Les tables étaient rondes et en marbre vernis, décorées de nappes rouges et dorées. De magnifiques roses rouges trempés dans des vases reposaient sur chaque meuble. Ils s'étendaient en huit rangées dans toute la salle. Il n'y avait pas d'allée qui venait couper le milieu de cet assemblage. L'écart entre chaque table suffisait à laisser passer une personne, même à forte corpulence. Le sol propre et glissant, reflétait en son centre l'immensité du lustre qui surplombait le lieu de toute sa hauteur. Le chandelier éclairait toute la pièce d'un halo éclatant, et le crépuscule qui assombrissait la ville de sa brumasse dehors semblait à des années lumières. Comme si la vitrine se révélait être la lisière entre le jour et la nuit. Cet endroit semblait être en éveil constant, jamais endormi. Le lustre se balançait lentement, étrangement presque au rythme de la musique douce et classique qui ralentissait pour offrir un aspect convivial au client.
Newt tapotait le bois de ses doigts fins, entraîné par la douce mélodie que jouait l'orchestre. Elle le rendait nostalgique, parce qu'elle lui rappelait Marie. Quoi que Marie aurait ajoutée un petit brin de folie à cette composition, cassant ainsi cette éthique parfaite et ordonnée qu'imposait ce style musical.

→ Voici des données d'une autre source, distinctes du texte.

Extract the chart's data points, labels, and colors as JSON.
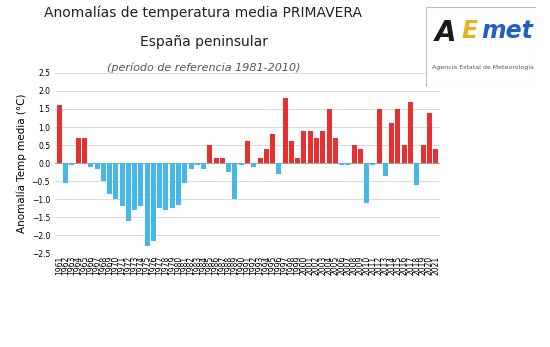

Il les connaissait par cœur, elle les avait joués tant de fois devant lui. Il lui arrivait de siffloter quelques airs parfois sous la douche ou dans sa chambre d'un air mélancolique. Parce qu'il ne voulait pas les oublier, les oublier signifierait oublier sa meilleure amie petit à petit. Ça il ne le pouvait pas, c'était inconcevable. Il ne devait l'oublier ni elle, ni les autres.
-Newt ?
Il releva la tête et croisa le regard soucieux de sa mère. Mrs Jewel portait une robe noire et un châle blanc, maquillée et coiffée d'un chignon très chic, elle avait laissé des mèches bouclées en avant pour briser l'aspect strict. Son mari portait un costume bleu marine et une cravate bordeaux. Bien qu'on lui eut conseillé d'en faire autant vestimentairement parlant, le blond avait seulement enfilé une chemise à carreaux bleu ciel et un jean slim. Il n'avait pas hérité de cette attachement de l'apparence dont ses deux géniteurs faisaient souvent preuve. Cela leur donnait un air snob et peu soucieux d'autrui. Mais ce n'était qu'une image, chic ou pas, ils se souciaient du bien être du monde et leurs jobs en étaient la plus grande preuve. Newt s'était laissé emporté par la musique sans vraiment s'en rendre compte et avait flotté dans un état second pendant un instant. Il cessa de pianoter sur la table et se mit à parler, jetant un coup d'œil rapide sur l'obscurité dehors.
-Quand est-ce qu'on nous sert ?
Petit gamin impatient qu'il était. Il n'avait pas envie de parler de la musique, parce qu'il finirait forcément par parler de Marie et si il en parlait ses parents penseraient qu'il leurs en voulait encore d'avoir déménager. C'était vrai au départ, il était en colère quand on lui a annoncé qu'il devait plier bagage pour New York. Mais quand on l'avait consigné dans sa chambre d'autres fois, juste après qu'il eut piqué sa crise, il y avait réfléchit. Si ce déménagement permettait à ses parents d'améliorer la qualité, déjà bien grande de leur travail, alors il devait s'y faire. Puis comme internet avait était installé la veille et qu'il ne manquait plus que quelques manipulation dont il n'avait jamais saisi le système. Il pourrait très bientôt leur parler.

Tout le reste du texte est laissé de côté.